Гилдер прислал мне несколько книг, которые, на его взгляд, я должен прочитать. Новый роман Марка Твена о мальчике из маленького городка на Миссисипи. Не думаю, чтобы приключения какого-то мальчика могли привлечь мое внимание. Скорее, книга эта должна заинтересовать Уильяма де ла Туш Клэнси. Полистав ее, я наткнулся на множество милых шуток, без сомнения опробованных автором по время публичных выступлений. Если уж говорить о грубой речи западной границы, то я предпочитаю романы Эдварда Иглстона, особенно «Гусыню-учительницу». Хотя Иглстон и священник, но он, по-видимому, недолюбливает христианство, по крайней мере в его евангелических проявлениях, приспособленных к нравам Дикого Запада; его я читаю так же легко, как и Бальзака. Меня восхитил еще один автор, по имени Дефорест; издательский же мир, конечно, считает его романы отвратительными. Гилдер не отказывает ему в таланте, но, говорит он, «романы пишутся для дам, а его книги чересчур грубы, слишком приближены к убожеству жизни, в них слишком много политики». Иными словами, они чересчур подлинны и занимательны.

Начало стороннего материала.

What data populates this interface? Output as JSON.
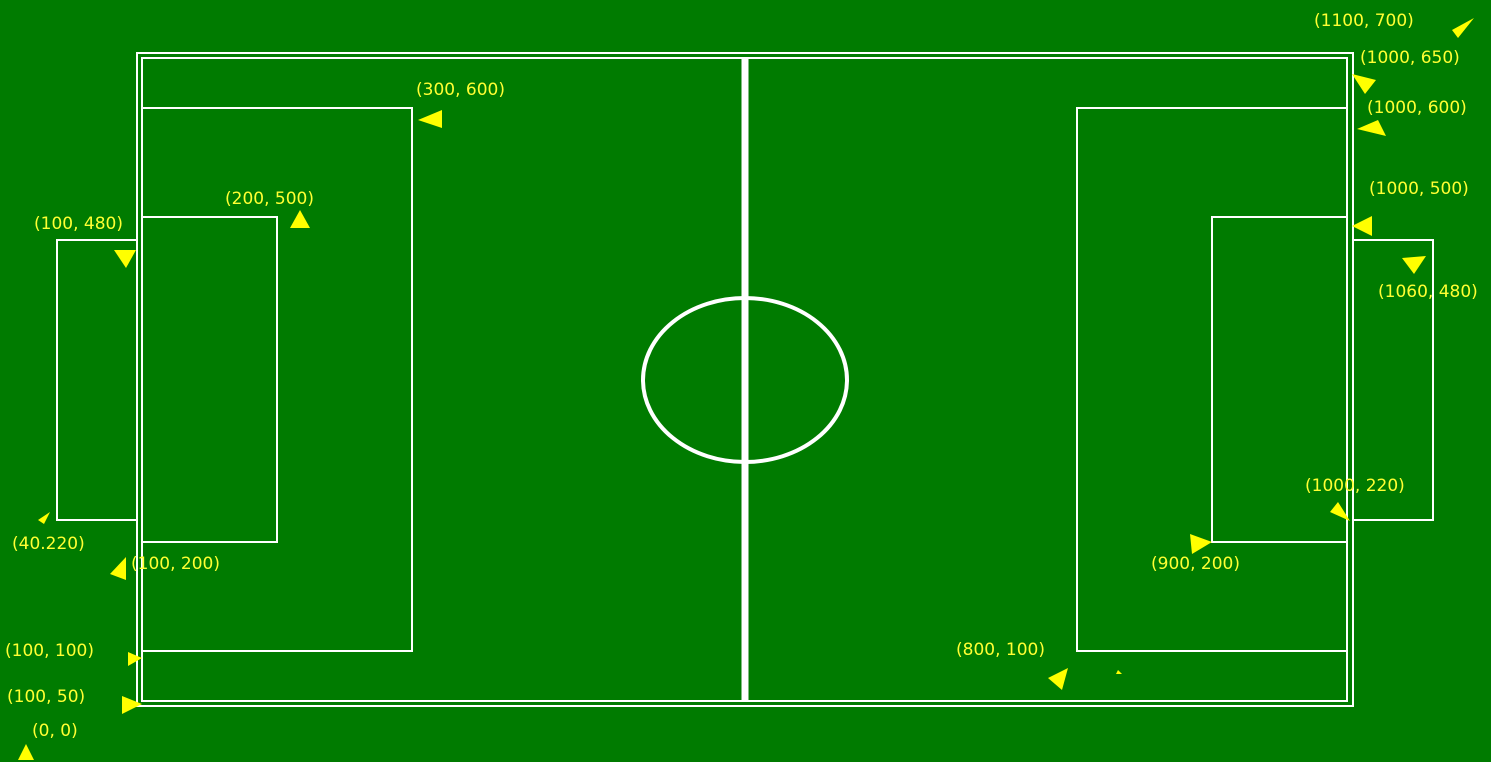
{
  "colors": {
    "field": "#007b00",
    "lines": "#ffffff",
    "labels": "#ffff33",
    "arrows": "#ffff00"
  },
  "coordinate_labels": [
    "(1100, 700)",
    "(1000, 650)",
    "(1000, 600)",
    "(1000, 500)",
    "(1060, 480)",
    "(1000, 220)",
    "(900, 200)",
    "(800, 100)",
    "(300, 600)",
    "(200, 500)",
    "(100, 480)",
    "(40.220)",
    "(100, 200)",
    "(100, 100)",
    "(100, 50)",
    "(0, 0)"
  ]
}
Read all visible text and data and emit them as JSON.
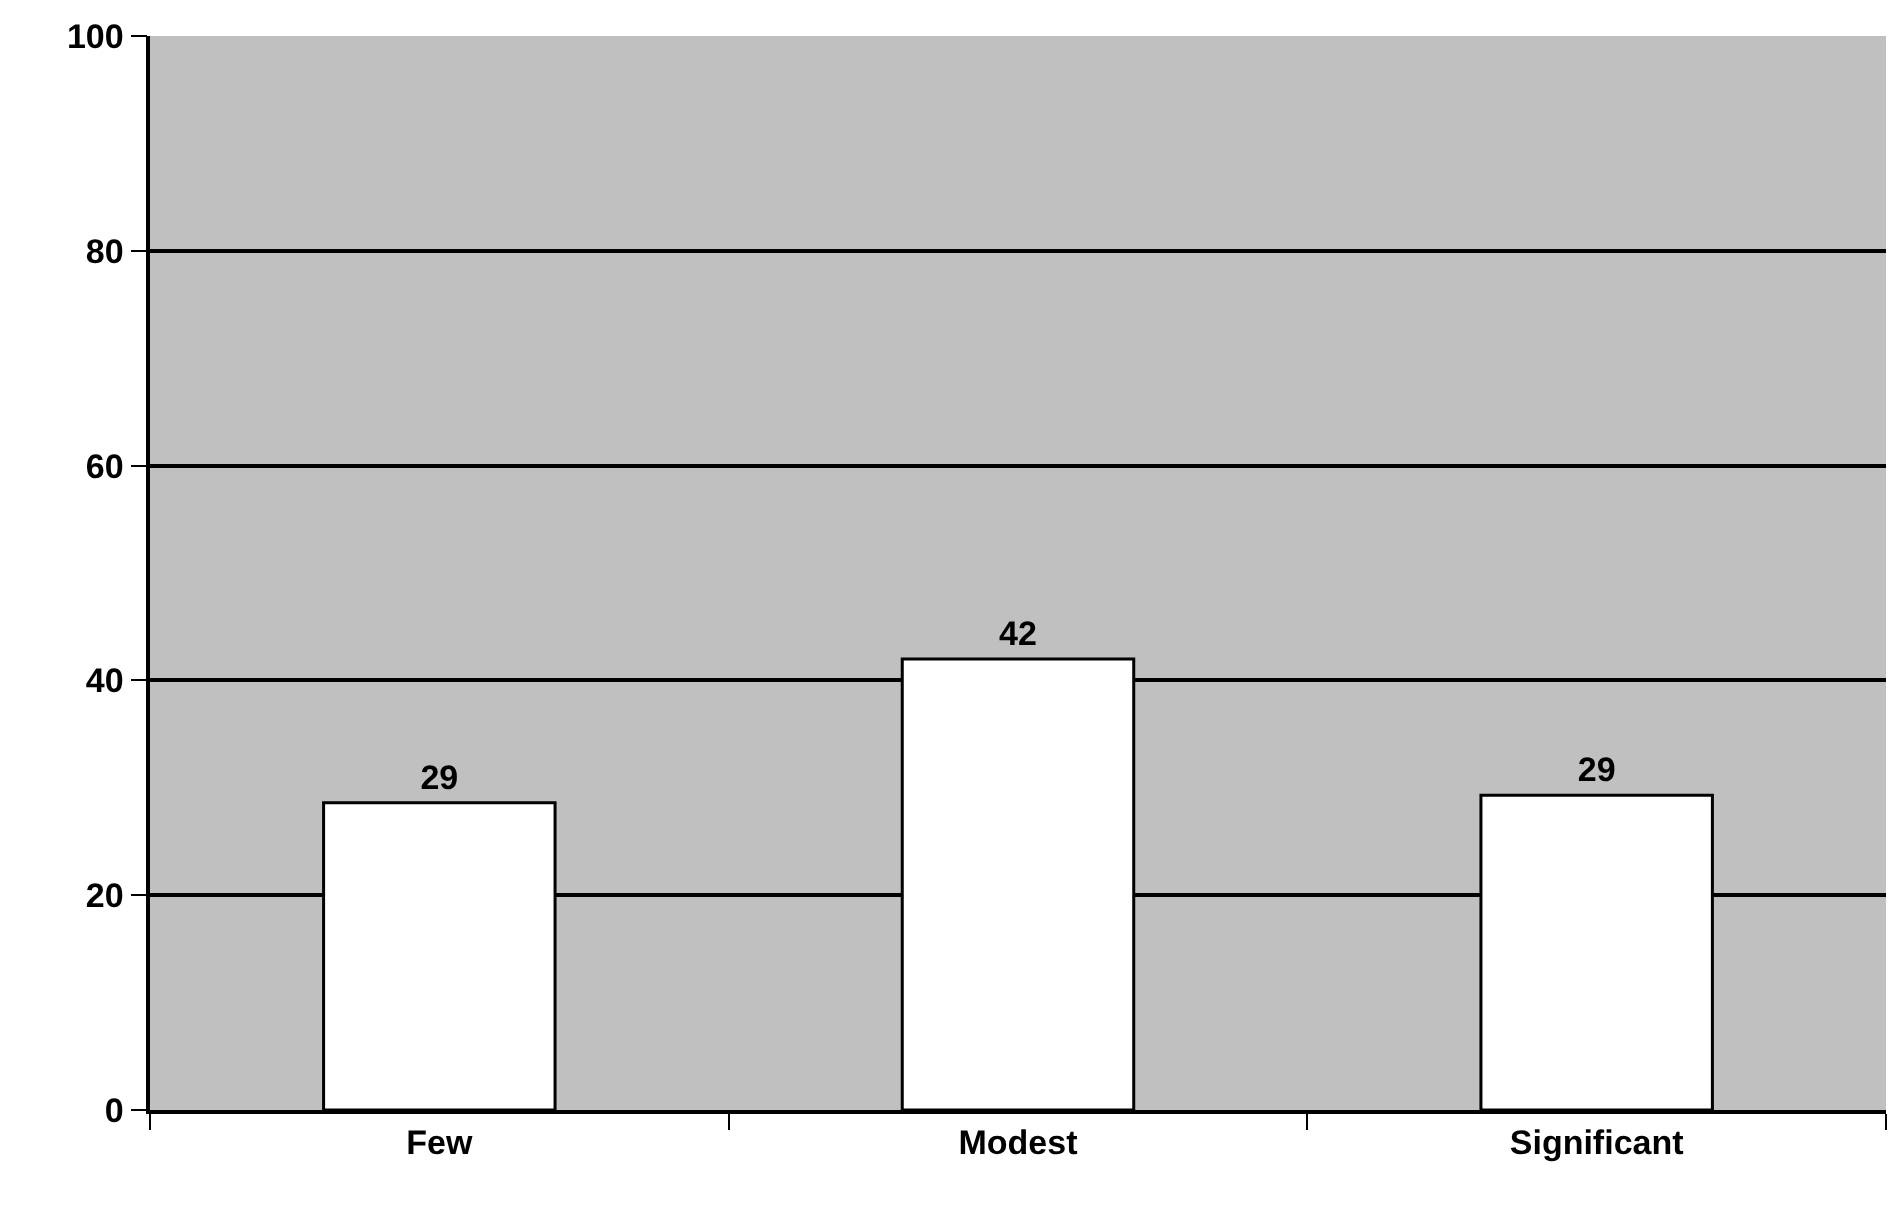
{
  "chart_data": {
    "type": "bar",
    "categories": [
      "Few",
      "Modest",
      "Significant"
    ],
    "values": [
      28.6,
      42,
      29.3
    ],
    "value_labels": [
      "29",
      "42",
      "29"
    ],
    "color": "#ffffff",
    "ylim": [
      0,
      100
    ],
    "yticks": [
      0,
      20,
      40,
      60,
      80,
      100
    ],
    "grid": "y",
    "legend": false
  }
}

Любопытная вещь, эти нынешние «эстетические» споры между писателями-романтиками, с одной стороны, и реалистами — с другой. Обе школы не производят ничего, кроме романтических лжеэффектов. Американские реалисты полагают, что, описывая, скажем, фабрику, надо быть правдивым и близким к жизни, и они, разумеется, правы. Но когда дело доходит до изображения мужчин и женщин на этих фабриках, до их взаимоотношений, особенно во время работы, в семейной жизни, наши реалисты сразу же превращаются в стопроцентных романтиков, неотличимых от бесчисленных и бойких популярных писательниц, в том числе, если обратить свой взор на высочайшую вершину — эту таинственную литературную даму из Новой Англии, скрытую вуалью, — Натаниела Готорна, который, столкнувшись лицом к лицу с любой правдой о нашей жизни, срочно вызывает привидения, которые бродят по домам в ночи, когда серебристые облака скрывают восхитительную, похожую на череп, но, увы, абсолютно выдуманную луну.